Cornell Outreach: Dyson Extension Programs

The farm and food sector is a complex system of people, businesses, policies, and regulations. Dyson extension and outreach programs examine production costs, business planning, and labor management at the farm level; executive education for food retailers and cooperative leaders; selling specialty crops in local markets; commodity crops in the global marketplace; and land use and dairy policy. Affiliated programs focus on international development.

Cornell College of Agriculture and Life Sciences (CALS) Logo.
Charles H. Dyson School of Applied Economics and Management Logo.

As a land grant institution, Cornell University has a legacy of leveraging its academic resources for the greater good of farms, food, businesses, the environment, the community, and the world. The Charles H. Dyson School of Applied Economics and Management is shared by the Cornell SC Johnson College of Business and the College of Agriculture and Life Sciences (CALS). The Dyson School partners with the CALS extension system, “putting knowledge to work to serve a public purpose.”

Getting Involved: Student Opportunities with Dyson Extension Programs

Dyson undergraduate and graduate students can participate in agriculture Extension programs in several ways (sometimes for college credit or pay) including:

  • Internships and fellowships
  • Research assistantships
  • Independent research projects
  • Campus employment
  • Extension-affiliated courses
  • Service-learning experiences
  • Short-term study trips (domestic or international)

The first step to getting involved is usually a conversation with your advisor, a faculty mentor, or a specific Extension program contact. You may also peruse the many resources and program websites linked on this page to find open opportunities.

Todd Schmit headshot.

“I offer opportunities to my undergraduate advisees and students to conduct applied research with me and, where suitable, involve them in my Extension programming activities. For graduate students, involvement in Extension activities and engaging with industry, agency, and government stakeholders is an expected part of their graduate program.” Todd Schmit, Professor at Dyson

Blueberries being harvested.

Cornell Cooperative Enterprise Program (CEP)

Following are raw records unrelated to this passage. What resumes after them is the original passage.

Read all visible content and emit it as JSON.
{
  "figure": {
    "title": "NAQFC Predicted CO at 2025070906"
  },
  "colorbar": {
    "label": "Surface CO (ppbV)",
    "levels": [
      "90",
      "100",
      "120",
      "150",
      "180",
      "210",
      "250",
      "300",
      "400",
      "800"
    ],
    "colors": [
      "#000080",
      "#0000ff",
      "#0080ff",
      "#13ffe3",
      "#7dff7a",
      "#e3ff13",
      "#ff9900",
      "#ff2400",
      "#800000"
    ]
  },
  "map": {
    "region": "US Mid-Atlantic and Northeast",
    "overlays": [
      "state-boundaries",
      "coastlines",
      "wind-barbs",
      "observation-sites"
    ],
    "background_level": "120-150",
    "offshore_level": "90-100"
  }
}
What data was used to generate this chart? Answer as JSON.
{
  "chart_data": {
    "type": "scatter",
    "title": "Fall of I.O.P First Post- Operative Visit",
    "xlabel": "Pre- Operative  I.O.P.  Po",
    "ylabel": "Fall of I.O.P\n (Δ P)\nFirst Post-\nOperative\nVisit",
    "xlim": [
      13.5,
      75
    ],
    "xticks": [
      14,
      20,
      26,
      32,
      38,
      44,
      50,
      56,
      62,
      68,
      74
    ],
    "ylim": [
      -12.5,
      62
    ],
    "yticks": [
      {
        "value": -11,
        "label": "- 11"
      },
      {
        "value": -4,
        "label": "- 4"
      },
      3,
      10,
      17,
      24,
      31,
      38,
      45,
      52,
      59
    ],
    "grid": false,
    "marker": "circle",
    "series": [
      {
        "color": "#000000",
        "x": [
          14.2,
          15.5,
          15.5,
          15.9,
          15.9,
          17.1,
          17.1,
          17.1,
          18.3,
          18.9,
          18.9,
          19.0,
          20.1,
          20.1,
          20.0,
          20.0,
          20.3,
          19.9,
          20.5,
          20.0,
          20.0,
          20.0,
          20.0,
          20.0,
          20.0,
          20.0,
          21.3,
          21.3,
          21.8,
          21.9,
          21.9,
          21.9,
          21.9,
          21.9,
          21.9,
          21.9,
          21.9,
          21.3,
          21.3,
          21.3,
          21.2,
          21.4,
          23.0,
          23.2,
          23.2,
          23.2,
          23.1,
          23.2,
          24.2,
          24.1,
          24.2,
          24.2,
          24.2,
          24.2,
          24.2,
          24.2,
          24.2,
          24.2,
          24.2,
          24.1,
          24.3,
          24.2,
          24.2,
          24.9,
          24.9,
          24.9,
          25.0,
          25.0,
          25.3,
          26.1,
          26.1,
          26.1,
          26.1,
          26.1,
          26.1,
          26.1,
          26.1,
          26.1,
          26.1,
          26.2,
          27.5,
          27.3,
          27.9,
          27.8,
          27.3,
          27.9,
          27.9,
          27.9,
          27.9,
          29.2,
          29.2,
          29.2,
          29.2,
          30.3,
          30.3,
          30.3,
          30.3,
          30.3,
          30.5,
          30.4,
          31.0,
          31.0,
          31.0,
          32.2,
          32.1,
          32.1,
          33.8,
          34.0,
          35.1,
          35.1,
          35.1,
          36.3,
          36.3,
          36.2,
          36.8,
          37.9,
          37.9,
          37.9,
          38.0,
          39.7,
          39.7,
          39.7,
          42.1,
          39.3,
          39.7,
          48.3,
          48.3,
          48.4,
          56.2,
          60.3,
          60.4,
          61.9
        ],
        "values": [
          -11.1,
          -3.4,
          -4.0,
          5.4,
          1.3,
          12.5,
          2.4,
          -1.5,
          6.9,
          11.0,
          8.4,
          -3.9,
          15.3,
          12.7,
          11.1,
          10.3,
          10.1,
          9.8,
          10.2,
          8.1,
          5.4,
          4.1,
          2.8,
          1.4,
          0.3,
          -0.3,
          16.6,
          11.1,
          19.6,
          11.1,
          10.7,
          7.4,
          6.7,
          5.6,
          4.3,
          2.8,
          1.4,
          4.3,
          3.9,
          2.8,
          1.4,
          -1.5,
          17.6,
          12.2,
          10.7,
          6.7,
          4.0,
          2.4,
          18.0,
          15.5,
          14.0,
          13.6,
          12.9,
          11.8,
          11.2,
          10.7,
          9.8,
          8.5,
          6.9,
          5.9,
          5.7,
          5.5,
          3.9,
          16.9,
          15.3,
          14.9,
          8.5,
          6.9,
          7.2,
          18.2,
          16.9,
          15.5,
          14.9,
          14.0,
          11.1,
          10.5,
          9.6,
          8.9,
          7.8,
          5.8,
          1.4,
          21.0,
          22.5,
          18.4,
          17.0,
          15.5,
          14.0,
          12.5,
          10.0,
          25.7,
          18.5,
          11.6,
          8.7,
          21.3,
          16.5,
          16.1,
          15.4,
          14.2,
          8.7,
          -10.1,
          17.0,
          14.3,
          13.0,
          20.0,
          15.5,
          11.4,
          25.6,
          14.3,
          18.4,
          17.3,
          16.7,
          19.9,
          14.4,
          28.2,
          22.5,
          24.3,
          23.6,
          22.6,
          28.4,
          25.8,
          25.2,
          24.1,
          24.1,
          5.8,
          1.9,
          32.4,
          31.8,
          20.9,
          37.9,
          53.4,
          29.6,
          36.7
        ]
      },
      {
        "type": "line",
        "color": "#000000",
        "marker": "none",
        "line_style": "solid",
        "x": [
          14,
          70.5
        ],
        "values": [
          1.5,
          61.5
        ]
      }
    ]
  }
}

Collaborative business models range from local buying groups to Fortune 500 companies. Cornell’s CEP focuses on agriculture- and food systems–related cooperatives and associations. Whether you’re looking to establish a new business collective or need help managing an existing member-owned organization, CEP likely has a resource or upcoming event you’ll find helpful.

CEP also benefits Dyson students with access to internships, industry events, and courses designed around collaborative enterprise.


A man works on a laptop in a field.

Cornell Agribusiness and Rural Development Program (ARDP)

This Cornell agricultural Extension is committed to helping agribusiness firms of all sizes succeed in today’s competitive marketplace. ARDP resources and programming focus on topics such as management, marketing practices, alternative business structures, and inter-industry characteristics that affect policy, performance, and economic development. Dyson AEM majors can also concentrate in agribusiness management.

A person filling out tax forms with a calculator, laptop, and binders.

Cornell Tax Schools

Led by farm and small business experts, Cornell Tax Schools help accountants, consultants, and attorneys better understand their clients’ tax preparation needs—these programs also fulfill CPA- or IRS-required continuing education requirements. In addition to two-day workshops and special seminars, the minds behind the Tax Schools also conduct original research that furthers the industry.


A man passionately giving a speech.

Food Industry Management Program

Dyson’s Food Industry Management Program (FIMP) is a leading source of scholarly research on food retail and manufacturing; it’s also home to rich educational programming for students and industry executives. Dyson AEM majors can also concentrate in food industry management.


Farm machinery in a field.

Cornell Agricultural Workforce Development

Cornell Agricultural Workforce Development is dedicated to developing the people who feed our local families—and the world. Part of the Cornell Cooperative Extension (CCE) and the College of Agriculture and Life Sciences (CALS), this robust program provides a wealth of professional development and regulatory resources for farm and agribusiness employers and workers: employment trends research, labor law information, leadership training, recruiting and onboarding guides, just to name a few.


Additional Extension Programs at Cornell and Dyson

From local crisis assistance to nationwide movements, Dyson Extension programs also include valuable services, resources, and learning opportunities such as:

A man and woman in baseball hats pose in a greenhouse.

 NY FarmNet

With a mission to help New York State farms navigate transition, opportunity, and challenge, FarmNet provides free, confidential, on-farm consulting to any farmer, farm family, or agribusiness employee in the state.

A man kneeling in front of a cow writing on a clipboard.

Dairy Farm Business Summary and Analysis (DFBS)

The DFBS project helps NY-based dairy farmers make sound business decisions and set future goals by providing a clear picture of their current financial situation.

Milk in a store’s refrigerator case.

Dairy Markets and Policy

This collective of faculty experts from several land grant universities provides tools and resources (such as milk futures and dairy margin coverage data) to decision-makers.